Singaporeans who still do not see the answer must be really daft. Singaporeans who see the answer but still choose to revere Lee Kuan Yew must have moral compasses similar to Lee Kuan Yew’s. If the people of Singapore by and large have no qualms about self-preservation over the defence of their land of birth, it’s not hard to imagine them putting up token resistance to save their own skins in times of war, and we can’t blame them because their so-called ‘founding leader’ didn’t even try. While it is one thing to choose self-preservation over sacrifice for the nation, it’s a completely different thing to glorify someone like this as founding leader.
The Singapore that we know today has one and only one founder – Sir Stamford Raffles.
The closest to the definition of a founding father that Singapore has were those who fought and eventually won us our ¾ independence – mainly the Leftist Chinese.
Our 1965 leaders fit neither definition of founder or founding father or leader.

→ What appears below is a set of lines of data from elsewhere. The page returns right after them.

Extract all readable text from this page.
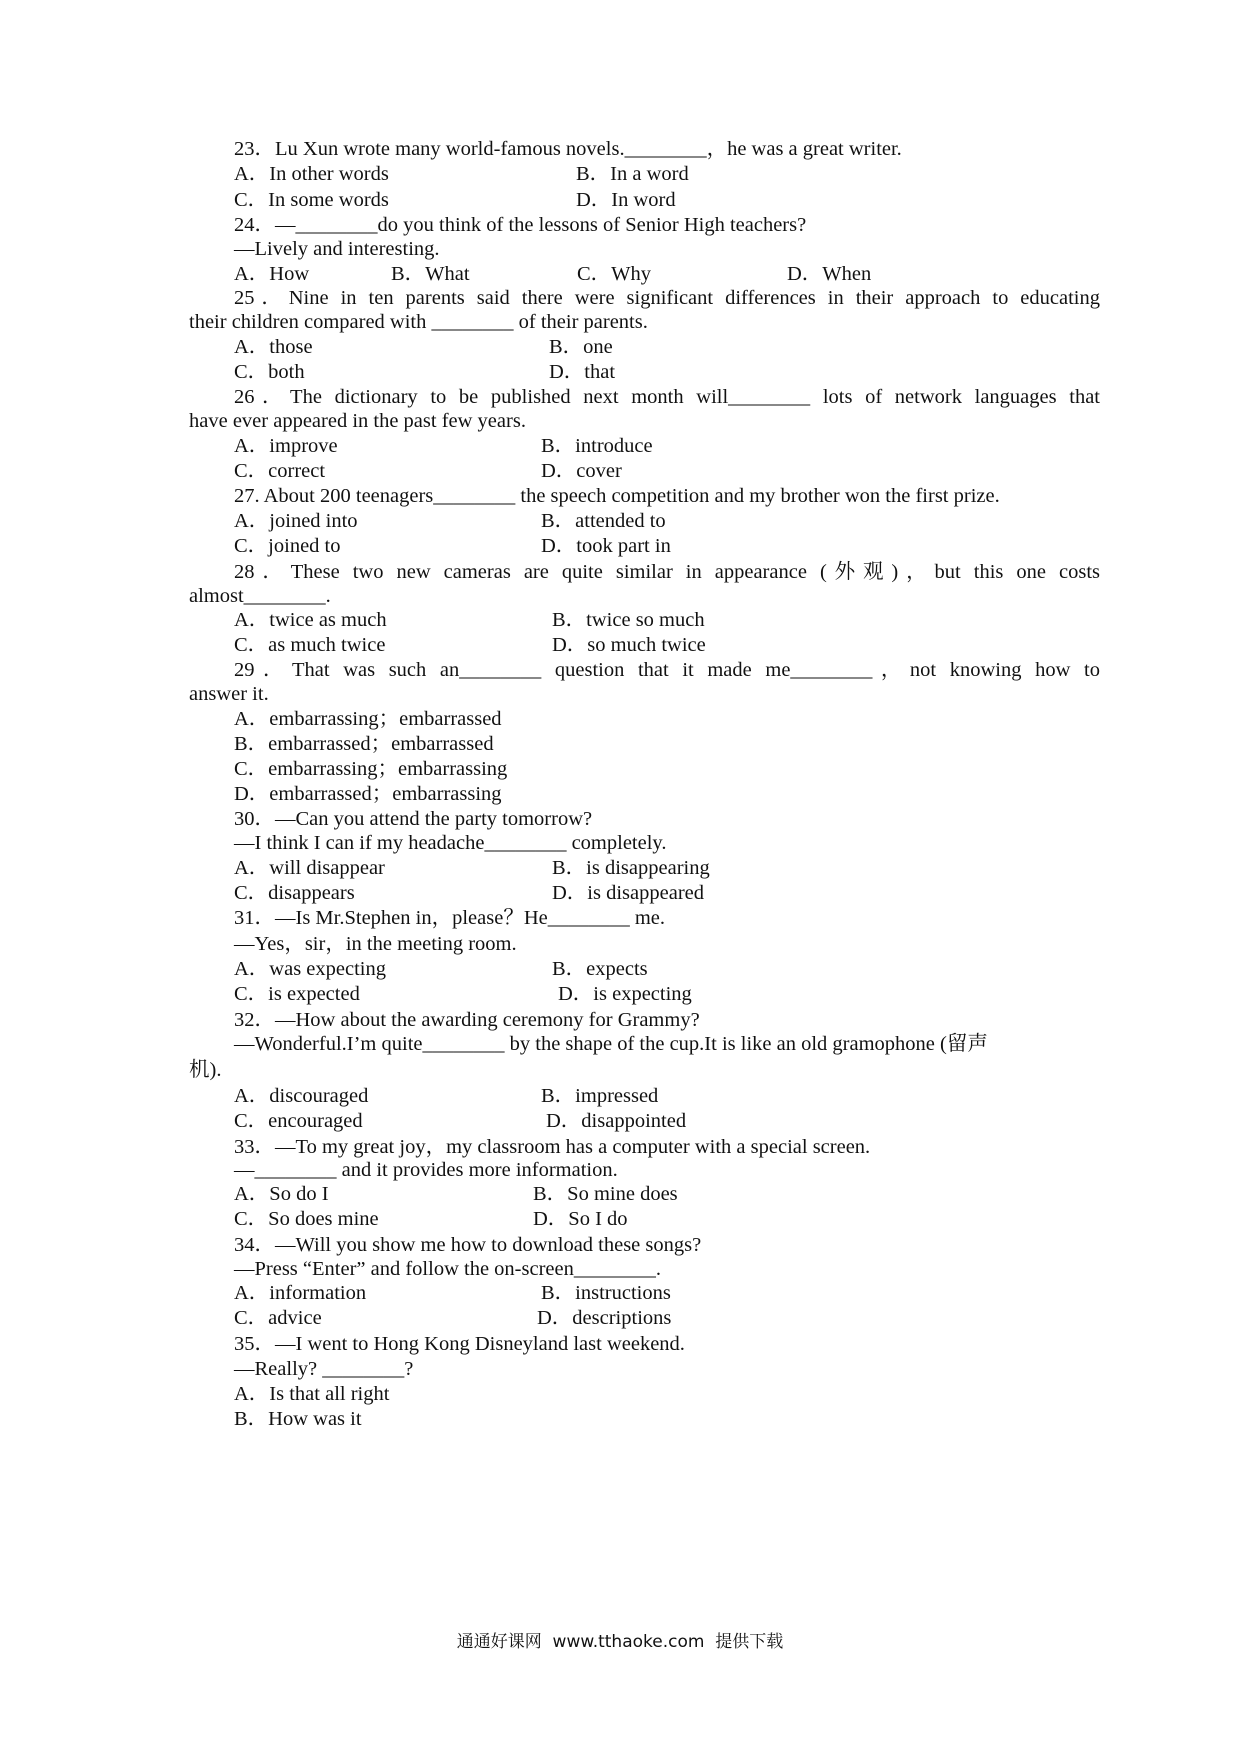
23．Lu Xun wrote many world-famous novels.________，he was a great writer.
A．In other words	B．In a word
C．In some words	D．In word
24．—________do you think of the lessons of Senior High teachers?
—Lively and interesting.
A．How	B．What	C．Why	D．When
25．Nine in ten parents said there were significant differences in their approach to educating
their children compared with ________ of their parents.
A．those	B．one
C．both	D．that
26．The dictionary to be published next month will________ lots of network languages that
have ever appeared in the past few years.
A．improve	B．introduce
C．correct	D．cover
27. About 200 teenagers________ the speech competition and my brother won the first prize.
A．joined into	B．attended to
C．joined to	D．took part in
28．These two new cameras are quite similar in appearance (外观)，but this one costs
almost________.
A．twice as much	B．twice so much
C．as much twice	D．so much twice
29．That was such an________ question that it made me________，not knowing how to
answer it.
A．embarrassing；embarrassed
B．embarrassed；embarrassed
C．embarrassing；embarrassing
D．embarrassed；embarrassing
30．—Can you attend the party tomorrow?
—I think I can if my headache________ completely.
A．will disappear	B．is disappearing
C．disappears	D．is disappeared
31．—Is Mr.Stephen in，please？He________ me.
—Yes，sir，in the meeting room.
A．was expecting	B．expects
C．is expected	D．is expecting
32．—How about the awarding ceremony for Grammy?
—Wonderful.I’m quite________ by the shape of the cup.It is like an old gramophone (留声
机).
A．discouraged	B．impressed
C．encouraged	D．disappointed
33．—To my great joy，my classroom has a computer with a special screen.
—________ and it provides more information.
A．So do I	B．So mine does
C．So does mine	D．So I do
34．—Will you show me how to download these songs?
—Press “Enter” and follow the on-screen________.
A．information	B．instructions
C．advice	D．descriptions
35．—I went to Hong Kong Disneyland last weekend.
—Really? ________?
A．Is that all right
B．How was it
通通好课网  www.tthaoke.com  提供下载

The one person whom we should be most thankful for our prosperity today is Dr Albert Winsemius.
But most of all, we should simply be thankful of our own fathers and grand fathers because they were not the stupid ones who had be to led by the nose towards success. Hong Kong, Taiwan and South Korea became successful too but because they enjoyed much greater democracy they know that prosperity did not come from any single party or leader.
Lee Kuan Yew didn’t fight for Singapore during Singapore’s hour of need but chose to work for the enemy instead. That in most countries is considered treason. To hail Lee Kuan Yew as Singapore’s founding leader is to raise treason to the highest form of honour in Singapore.
The American founding father put his life on the line to fight off the enemy while the soon to be crowned Singapore ‘founding leader’ worked for the enemy to save his own life. How much more stark must the comparison be before Singaporeans finally get it?